In the article, AT&T’s chief executive of wireless, Ralph de la Vega, said “The whole industry has come to equate more speed with 4G.” The article also said that consumers will see little difference between HSPA-plus and LTE networks in the near future until richer mobile applications become available to highlight the differences.
According to the WSJ, the International Telecommunications Union, a department of the United Nations, blessed using the term 4G with “advanced 3G networks,” which includes HSPA-plus.
T-Mobile, the fourth largest wireless carrier in the U.S. based on subscribers, also uses HSPA-plus technology to power its smart phones and has been using the 4G marketing label.
The WSJ article said that AT&T and T-Mobile's use of the 4G label has raised hackles over at Verizon Wireless and Sprint.
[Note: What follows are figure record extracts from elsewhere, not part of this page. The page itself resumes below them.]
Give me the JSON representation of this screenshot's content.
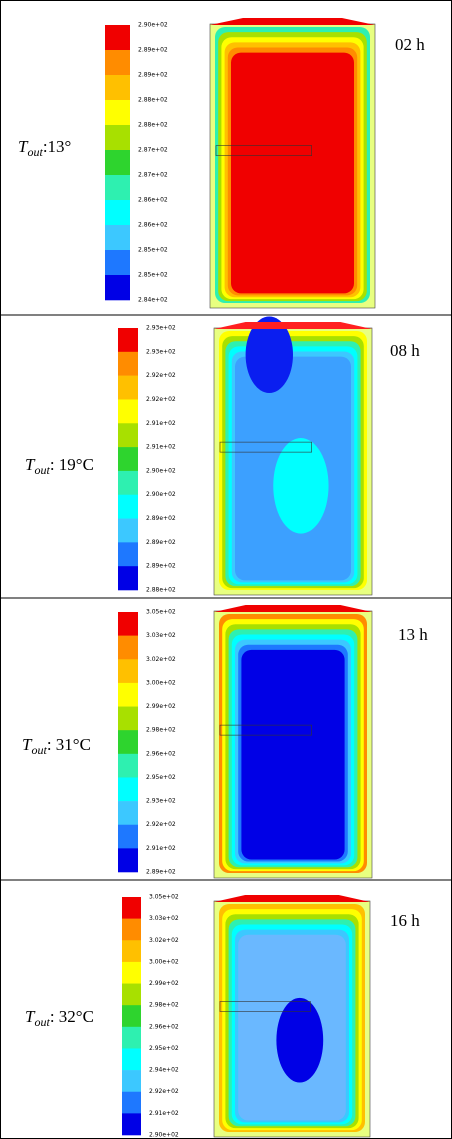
{
  "colors": [
    "#f00000",
    "#ff8c00",
    "#ffc000",
    "#ffff00",
    "#a8e000",
    "#2ed42e",
    "#2ef0b0",
    "#00ffff",
    "#3cc8ff",
    "#1e78ff",
    "#0000e6"
  ],
  "panels": [
    {
      "symbol": "T",
      "subscript": "out",
      "suffix": ":13°",
      "time": "02 h",
      "legend": [
        "2.90e+02",
        "2.89e+02",
        "2.89e+02",
        "2.88e+02",
        "2.88e+02",
        "2.87e+02",
        "2.87e+02",
        "2.86e+02",
        "2.86e+02",
        "2.85e+02",
        "2.85e+02",
        "2.84e+02"
      ]
    },
    {
      "symbol": "T",
      "subscript": "out",
      "suffix": ": 19°C",
      "time": "08 h",
      "legend": [
        "2.93e+02",
        "2.93e+02",
        "2.92e+02",
        "2.92e+02",
        "2.91e+02",
        "2.91e+02",
        "2.90e+02",
        "2.90e+02",
        "2.89e+02",
        "2.89e+02",
        "2.89e+02",
        "2.88e+02"
      ]
    },
    {
      "symbol": "T",
      "subscript": "out",
      "suffix": ": 31°C",
      "time": "13 h",
      "legend": [
        "3.05e+02",
        "3.03e+02",
        "3.02e+02",
        "3.00e+02",
        "2.99e+02",
        "2.98e+02",
        "2.96e+02",
        "2.95e+02",
        "2.93e+02",
        "2.92e+02",
        "2.91e+02",
        "2.89e+02"
      ]
    },
    {
      "symbol": "T",
      "subscript": "out",
      "suffix": ": 32°C",
      "time": "16 h",
      "legend": [
        "3.05e+02",
        "3.03e+02",
        "3.02e+02",
        "3.00e+02",
        "2.99e+02",
        "2.98e+02",
        "2.96e+02",
        "2.95e+02",
        "2.94e+02",
        "2.92e+02",
        "2.91e+02",
        "2.90e+02"
      ]
    }
  ]
}
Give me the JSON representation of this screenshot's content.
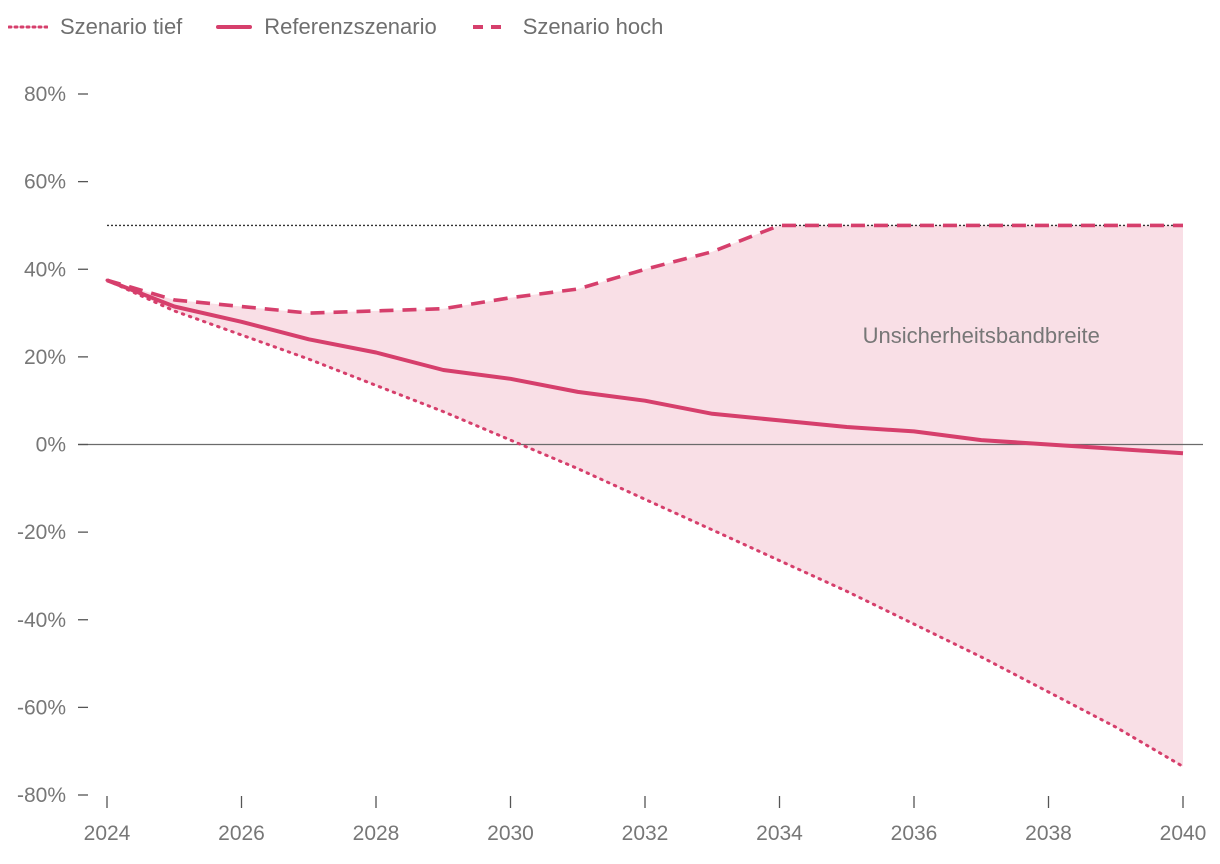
{
  "colors": {
    "series": "#d63f6c",
    "band": "#f9dfe6",
    "axis": "#555555",
    "text": "#777777",
    "ref_line": "#333333"
  },
  "chart_data": {
    "type": "line",
    "x": [
      2024,
      2025,
      2026,
      2027,
      2028,
      2029,
      2030,
      2031,
      2032,
      2033,
      2034,
      2035,
      2036,
      2037,
      2038,
      2039,
      2040
    ],
    "series": [
      {
        "name": "Szenario tief",
        "style": "dotted",
        "values": [
          37.5,
          30.5,
          25,
          19.5,
          13.5,
          7.5,
          1,
          -5.5,
          -12.5,
          -19.5,
          -26.5,
          -33.5,
          -41,
          -48.5,
          -56.5,
          -64.5,
          -73.5
        ]
      },
      {
        "name": "Referenzszenario",
        "style": "solid",
        "values": [
          37.5,
          31.5,
          28,
          24,
          21,
          17,
          15,
          12,
          10,
          7,
          5.5,
          4,
          3,
          1,
          0,
          -1,
          -2
        ]
      },
      {
        "name": "Szenario hoch",
        "style": "dashed",
        "values": [
          37.5,
          33,
          31.5,
          30,
          30.5,
          31,
          33.5,
          35.5,
          40,
          44,
          50,
          50,
          50,
          50,
          50,
          50,
          50
        ]
      }
    ],
    "band": {
      "between": [
        "Szenario tief",
        "Szenario hoch"
      ]
    },
    "reference_line": {
      "y": 50,
      "style": "dotted"
    },
    "annotations": [
      {
        "text": "Unsicherheitsbandbreite",
        "x": 2037.0,
        "y": 25
      }
    ],
    "x_ticks": [
      "2024",
      "2026",
      "2028",
      "2030",
      "2032",
      "2034",
      "2036",
      "2038",
      "2040"
    ],
    "y_ticks": [
      "80%",
      "60%",
      "40%",
      "20%",
      "0%",
      "-20%",
      "-40%",
      "-60%",
      "-80%"
    ],
    "ylim": [
      -80,
      80
    ],
    "xlim": [
      2024,
      2040
    ],
    "legend_position": "top-left",
    "grid": false,
    "title": "",
    "xlabel": "",
    "ylabel": ""
  }
}
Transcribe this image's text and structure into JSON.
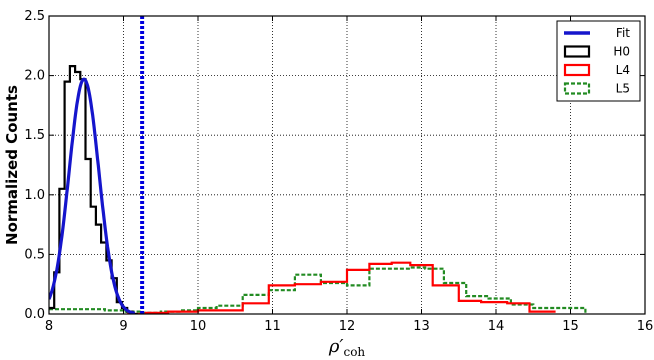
{
  "chart_data": {
    "type": "line",
    "xlabel": "ρ′coh",
    "xlabel_main": "ρ′",
    "xlabel_sub": "coh",
    "ylabel": "Normalized Counts",
    "xlim": [
      8,
      16
    ],
    "ylim": [
      0,
      2.5
    ],
    "xticks": [
      "8",
      "9",
      "10",
      "11",
      "12",
      "13",
      "14",
      "15",
      "16"
    ],
    "yticks": [
      "0.0",
      "0.5",
      "1.0",
      "1.5",
      "2.0",
      "2.5"
    ],
    "grid": true,
    "legend_position": "top-right",
    "vline": {
      "x": 9.25,
      "color": "#0000dd",
      "style": "dotted"
    },
    "series": [
      {
        "name": "Fit",
        "kind": "gaussian",
        "color": "#1515cc",
        "amplitude": 1.97,
        "mean": 8.47,
        "sigma": 0.2,
        "range": [
          8.0,
          9.15
        ]
      },
      {
        "name": "H0",
        "kind": "step",
        "color": "#000000",
        "style": "solid",
        "edges": [
          8.0,
          8.07,
          8.14,
          8.21,
          8.28,
          8.35,
          8.42,
          8.49,
          8.56,
          8.63,
          8.7,
          8.77,
          8.84,
          8.91,
          8.98,
          9.05,
          9.12,
          9.19
        ],
        "values": [
          0.05,
          0.35,
          1.05,
          1.95,
          2.08,
          2.03,
          1.97,
          1.3,
          0.9,
          0.75,
          0.6,
          0.45,
          0.3,
          0.1,
          0.05,
          0.02,
          0.0
        ]
      },
      {
        "name": "L4",
        "kind": "step",
        "color": "#ff0000",
        "style": "solid",
        "edges": [
          9.05,
          9.3,
          9.6,
          10.0,
          10.3,
          10.6,
          10.95,
          11.3,
          11.65,
          12.0,
          12.3,
          12.6,
          12.85,
          13.15,
          13.5,
          13.8,
          14.15,
          14.45,
          14.8
        ],
        "values": [
          0.0,
          0.01,
          0.02,
          0.03,
          0.03,
          0.09,
          0.24,
          0.25,
          0.27,
          0.37,
          0.42,
          0.43,
          0.41,
          0.24,
          0.11,
          0.1,
          0.09,
          0.02
        ]
      },
      {
        "name": "L5",
        "kind": "step",
        "color": "#228b22",
        "style": "dashed",
        "edges": [
          8.0,
          8.25,
          8.5,
          8.75,
          9.0,
          9.25,
          9.5,
          9.75,
          10.0,
          10.25,
          10.6,
          10.95,
          11.3,
          11.65,
          12.0,
          12.3,
          12.6,
          12.85,
          13.05,
          13.3,
          13.6,
          13.9,
          14.2,
          14.5,
          14.85,
          15.2
        ],
        "values": [
          0.04,
          0.04,
          0.04,
          0.03,
          0.02,
          0.01,
          0.02,
          0.03,
          0.05,
          0.07,
          0.16,
          0.2,
          0.33,
          0.26,
          0.24,
          0.38,
          0.38,
          0.39,
          0.38,
          0.26,
          0.15,
          0.13,
          0.08,
          0.05,
          0.05,
          0.0
        ]
      }
    ]
  }
}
Both companies have deployed technology that is seen as specifically 4G. Verizon already has an extensive LTE network and Sprint has been using the WiMax standard through its affiliation with Clearwire.
AT&T announced on Wednesday that three Android-based 4G (HSPA-plus and LTE) smart phones (what some may call “super phones" defined by chips that run at 1 GHz or more with a screen larger than four inches) coming to the network from each of the major Android manufacturers. The most intriguing is the Motorola Atrix 4G (which will run on a dual core Nvidia Tegra 2 processor) that will be able to dock with laptop PCs to share multimedia functionality and perhaps serve as a wireless router. Samsung and HTC both announced 4G phones coming to AT&T as well.